Server

How cool is TPS?

Duncan Epping · Jan 10, 2011 ·

Frank and I have discussed this topic multiple times and it was briefly mentioned in Frank’s excellent series about over-sizing virtual machines; Zero Pages, TPS and the impact of a boot-storm. Pre-vSphere 4.1 we have seen it all happen, a host fails and multiple VMs need to be restarted. Temporary contention exists as it could take up to 60 minutes before TPS completes. Or of course when the memory pressure thresholds are reached the VMkernel requests TPS to scan memory and collapse pages if and where possible. However, this is usually already too late resulting in ballooning or compressing (if your lucky) and ultimately swapping.
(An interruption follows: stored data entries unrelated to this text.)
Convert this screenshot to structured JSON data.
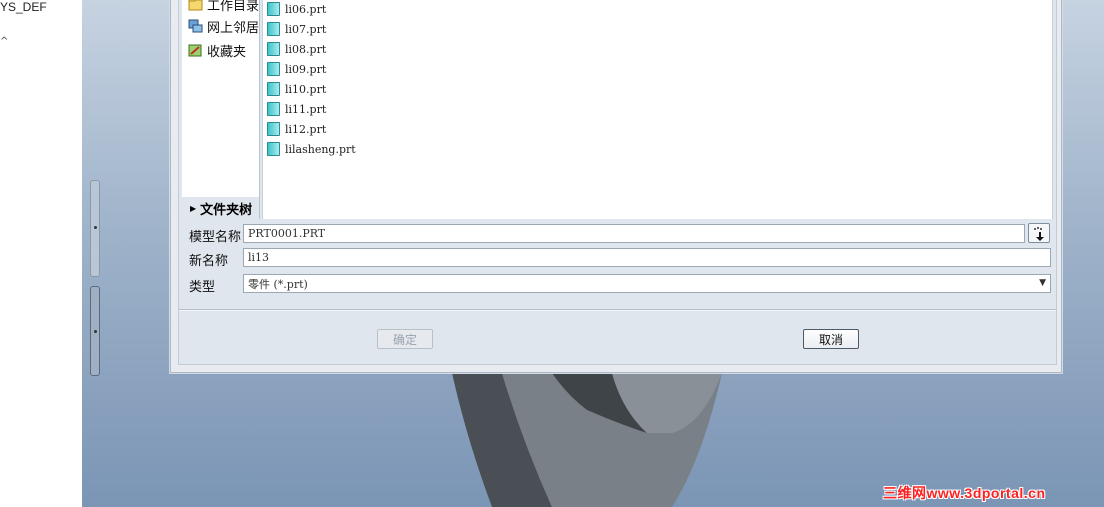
{
  "model_tree": {
    "partial_item": "YS_DEF",
    "caret": "^"
  },
  "dialog": {
    "places": [
      {
        "label": "工作目录",
        "icon": "folder-icon"
      },
      {
        "label": "网上邻居",
        "icon": "network-icon"
      },
      {
        "label": "收藏夹",
        "icon": "favorites-icon"
      }
    ],
    "folder_tree_label": "文件夹树",
    "files": [
      "li06.prt",
      "li07.prt",
      "li08.prt",
      "li09.prt",
      "li10.prt",
      "li11.prt",
      "li12.prt",
      "lilasheng.prt"
    ],
    "form": {
      "model_name_label": "模型名称",
      "model_name_value": "PRT0001.PRT",
      "new_name_label": "新名称",
      "new_name_value": "li13",
      "type_label": "类型",
      "type_value": "零件 (*.prt)"
    },
    "buttons": {
      "ok": "确定",
      "cancel": "取消"
    }
  },
  "watermark": "三维网www.3dportal.cn",
  "colors": {
    "file_icon": "#3fc3c8",
    "watermark": "#ff2020",
    "model_dark": "#4a4f55",
    "model_light": "#7a8087"
  }
}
If it is an HA initiated “boot-storm” or for instance you VDI users all powering up those desktops at the same time, the impact is the same.

Now one of the other things I also wanted to touch on was Large Pages, as this is the main argument our competitors are using against TPS. Reason for this being that Large Pages are not TPS’ed as I have discussed in this article and many articles before that one. I even heard people saying that TPS should be disabled as most Guest OS’es being installed today are 64Bit and as such ESX(i) will back even Small Pages (Guest OS) by Large Pages and TPS will only add unnecessary overhead without any benefits… Well I have a different opinion about that and will show you with a couple of examples why TPS should be enabled.
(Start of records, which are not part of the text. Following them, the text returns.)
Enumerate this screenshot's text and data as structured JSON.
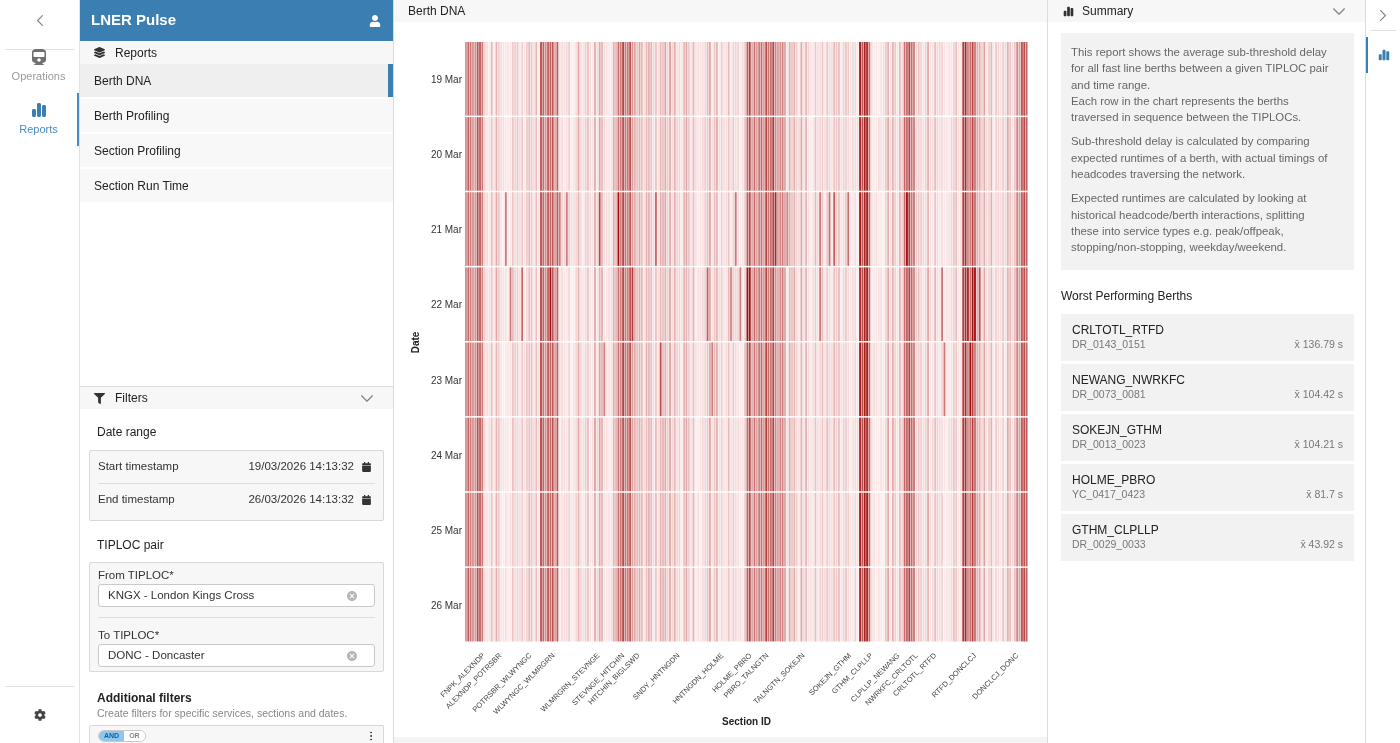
{
  "nav_rail": {
    "items": [
      {
        "label": "Operations",
        "kind": "train",
        "selected": false
      },
      {
        "label": "Reports",
        "kind": "chart",
        "selected": true
      }
    ]
  },
  "sidebar": {
    "title": "LNER Pulse",
    "reports": {
      "heading": "Reports",
      "items": [
        {
          "label": "Berth DNA",
          "selected": true
        },
        {
          "label": "Berth Profiling",
          "selected": false
        },
        {
          "label": "Section Profiling",
          "selected": false
        },
        {
          "label": "Section Run Time",
          "selected": false
        }
      ]
    },
    "filters": {
      "heading": "Filters",
      "expanded": true,
      "date_range": {
        "label": "Date range",
        "fields": [
          {
            "label": "Start timestamp",
            "value": "19/03/2026 14:13:32"
          },
          {
            "label": "End timestamp",
            "value": "26/03/2026 14:13:32"
          }
        ]
      },
      "tiploc_pair": {
        "label": "TIPLOC pair",
        "fields": [
          {
            "label": "From TIPLOC*",
            "value": "KNGX - London Kings Cross"
          },
          {
            "label": "To TIPLOC*",
            "value": "DONC - Doncaster"
          }
        ]
      },
      "additional_filters": {
        "label": "Additional filters",
        "hint": "Create filters for specific services, sections and dates.",
        "logic": [
          {
            "label": "AND",
            "selected": true
          },
          {
            "label": "OR",
            "selected": false
          }
        ]
      }
    }
  },
  "main": {
    "title": "Berth DNA",
    "chart": {
      "ylabel": "Date",
      "xlabel": "Section ID",
      "row_labels": [
        "19 Mar",
        "20 Mar",
        "21 Mar",
        "22 Mar",
        "23 Mar",
        "24 Mar",
        "25 Mar",
        "26 Mar"
      ],
      "column_labels": [
        "FNPK_ALEXNDP",
        "ALEXNDP_POTRSBR",
        "POTRSBR_WLWYNGC",
        "WLWYNGC_WLMRGRN",
        "WLMRGRN_STEVNGE",
        "STEVNGE_HITCHIN",
        "HITCHIN_BIGLSWD",
        "SNDY_HNTNGDN",
        "HNTNGDN_HOLME",
        "HOLME_PBRO",
        "PBRO_TALNGTN",
        "TALNGTN_SOKEJN",
        "SOKEJN_GTHM",
        "GTHM_CLPLLP",
        "CLPLLP_NEWANG",
        "NWRKFC_CRLTOTL",
        "CRLTOTL_RTFD",
        "RTFD_DONCLCJ",
        "DONCLCJ_DONC"
      ]
    }
  },
  "summary": {
    "heading": "Summary",
    "expanded": true,
    "paragraphs": [
      [
        "This report shows the average sub-threshold delay for all fast line berths between a given TIPLOC pair and time range.",
        "Each row in the chart represents the berths traversed in sequence between the TIPLOCs."
      ],
      [
        "Sub-threshold delay is calculated by comparing expected runtimes of a berth, with actual timings of headcodes traversing the network."
      ],
      [
        "Expected runtimes are calculated by looking at historical headcode/berth interactions, splitting these into service types e.g. peak/offpeak, stopping/non-stopping, weekday/weekend."
      ]
    ],
    "berths_heading": "Worst Performing Berths",
    "berths": [
      {
        "name": "CRLTOTL_RTFD",
        "code": "DR_0143_0151",
        "value": "x̄ 136.79 s"
      },
      {
        "name": "NEWANG_NWRKFC",
        "code": "DR_0073_0081",
        "value": "x̄ 104.42 s"
      },
      {
        "name": "SOKEJN_GTHM",
        "code": "DR_0013_0023",
        "value": "x̄ 104.21 s"
      },
      {
        "name": "HOLME_PBRO",
        "code": "YC_0417_0423",
        "value": "x̄ 81.7 s"
      },
      {
        "name": "GTHM_CLPLLP",
        "code": "DR_0029_0033",
        "value": "x̄ 43.92 s"
      }
    ]
  },
  "right_rail": {
    "items": [
      {
        "kind": "chart",
        "selected": true
      }
    ]
  }
}
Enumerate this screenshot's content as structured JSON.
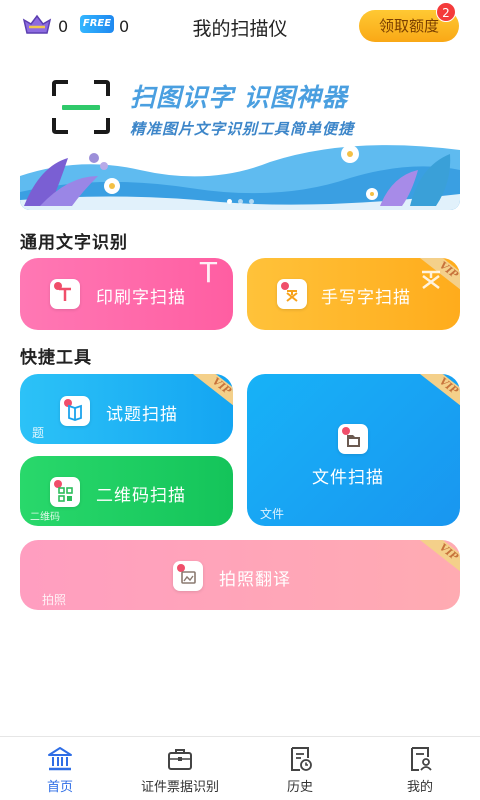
{
  "header": {
    "vip_count": "0",
    "free_badge": "FREE",
    "free_count": "0",
    "title": "我的扫描仪",
    "claim_button": "领取额度",
    "claim_badge": "2",
    "accent": "#f9a816"
  },
  "banner": {
    "headline": "扫图识字 识图神器",
    "subline": "精准图片文字识别工具简单便捷",
    "slide_count": 3,
    "active_slide": 1
  },
  "sections": {
    "ocr_title": "通用文字识别",
    "tools_title": "快捷工具"
  },
  "cards": {
    "print_scan": {
      "label": "印刷字扫描",
      "watermark": "T",
      "color": "#ff6fae"
    },
    "handwriting_scan": {
      "label": "手写字扫描",
      "vip": "VIP",
      "color": "#ffb82b"
    },
    "exam_scan": {
      "label": "试题扫描",
      "vip": "VIP",
      "watermark": "题",
      "color": "#1fb4f5"
    },
    "file_scan": {
      "label": "文件扫描",
      "vip": "VIP",
      "watermark": "文件",
      "color": "#1ea6f5"
    },
    "qr_scan": {
      "label": "二维码扫描",
      "watermark": "二维码",
      "color": "#24d064"
    },
    "photo_translate": {
      "label": "拍照翻译",
      "vip": "VIP",
      "watermark": "拍照",
      "color": "#ffa4b8"
    }
  },
  "nav": {
    "home": "首页",
    "id_ticket": "证件票据识别",
    "history": "历史",
    "mine": "我的",
    "active": "home",
    "active_color": "#2f6ee6"
  }
}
One of the major improvements in vSphere 4.0 is that it recognizes zeroed pages instantly and collapses them. I have dug around for detailed info but the best I could publicly find about it was in the esxtop bible and I quote:

A zero page is simply the memory page that is all zeros. If a zero guest physical page is detected by VMKernel page sharing module, this page will be backed by the same machine page on each NUMA node. Note that “ZERO” is included in “SHRD”.
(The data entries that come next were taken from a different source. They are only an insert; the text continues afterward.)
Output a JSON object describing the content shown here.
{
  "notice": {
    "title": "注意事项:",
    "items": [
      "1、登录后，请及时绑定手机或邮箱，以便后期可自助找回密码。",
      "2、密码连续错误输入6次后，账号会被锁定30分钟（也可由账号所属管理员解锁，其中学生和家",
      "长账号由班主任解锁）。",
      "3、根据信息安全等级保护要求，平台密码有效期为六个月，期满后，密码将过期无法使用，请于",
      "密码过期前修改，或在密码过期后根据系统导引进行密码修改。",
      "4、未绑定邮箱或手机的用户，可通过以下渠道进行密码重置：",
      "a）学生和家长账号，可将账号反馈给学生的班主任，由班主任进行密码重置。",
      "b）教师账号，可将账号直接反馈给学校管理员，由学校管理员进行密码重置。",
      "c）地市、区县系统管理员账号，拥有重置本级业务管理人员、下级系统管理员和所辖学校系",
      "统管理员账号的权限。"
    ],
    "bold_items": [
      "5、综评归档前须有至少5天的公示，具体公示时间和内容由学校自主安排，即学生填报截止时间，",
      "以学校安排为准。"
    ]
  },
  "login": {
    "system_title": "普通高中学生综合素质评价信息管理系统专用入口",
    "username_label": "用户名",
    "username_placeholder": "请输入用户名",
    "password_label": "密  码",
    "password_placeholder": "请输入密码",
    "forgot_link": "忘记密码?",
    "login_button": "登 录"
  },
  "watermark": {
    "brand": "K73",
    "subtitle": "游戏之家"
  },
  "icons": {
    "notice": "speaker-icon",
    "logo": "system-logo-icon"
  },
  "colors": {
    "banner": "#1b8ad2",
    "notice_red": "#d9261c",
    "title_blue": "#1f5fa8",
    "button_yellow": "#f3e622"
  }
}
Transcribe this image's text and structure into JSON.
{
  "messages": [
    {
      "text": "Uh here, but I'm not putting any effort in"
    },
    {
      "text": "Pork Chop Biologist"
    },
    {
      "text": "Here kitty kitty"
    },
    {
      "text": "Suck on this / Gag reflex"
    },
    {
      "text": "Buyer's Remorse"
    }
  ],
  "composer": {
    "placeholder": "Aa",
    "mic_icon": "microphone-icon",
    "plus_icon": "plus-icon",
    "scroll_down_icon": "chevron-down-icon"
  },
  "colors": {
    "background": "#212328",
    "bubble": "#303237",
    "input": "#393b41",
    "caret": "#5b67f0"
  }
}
(Please note that this metric was added in vSphere 4.1)

I wondered what that would look like in real life. I isolated one of my ESXi host (24GB of memory) in my lab and deployed 12 VMs with 3GB each with Windows 2008 64-Bit installed. I booted all of them up in literally seconds and as Windows 2008 zeroes out memory during boot I knew what to expect:

I added a couple of arrows so that it is a bit more obvious what I am trying to show here. On the top left you can see that TPS saved 16476MB and used 15MB to store unique pages. As the VMs clearly show most of those savings are from “ZERO” pages. Just subtract ZERO from SHRD (Shared Pages) and you will see what I mean. Pre-vSphere 4.0 this would have resulted in severe memory contention and as a result more than likely ballooning (if the balloon driver is already started, remember it is a “boot-storm”) or swapping.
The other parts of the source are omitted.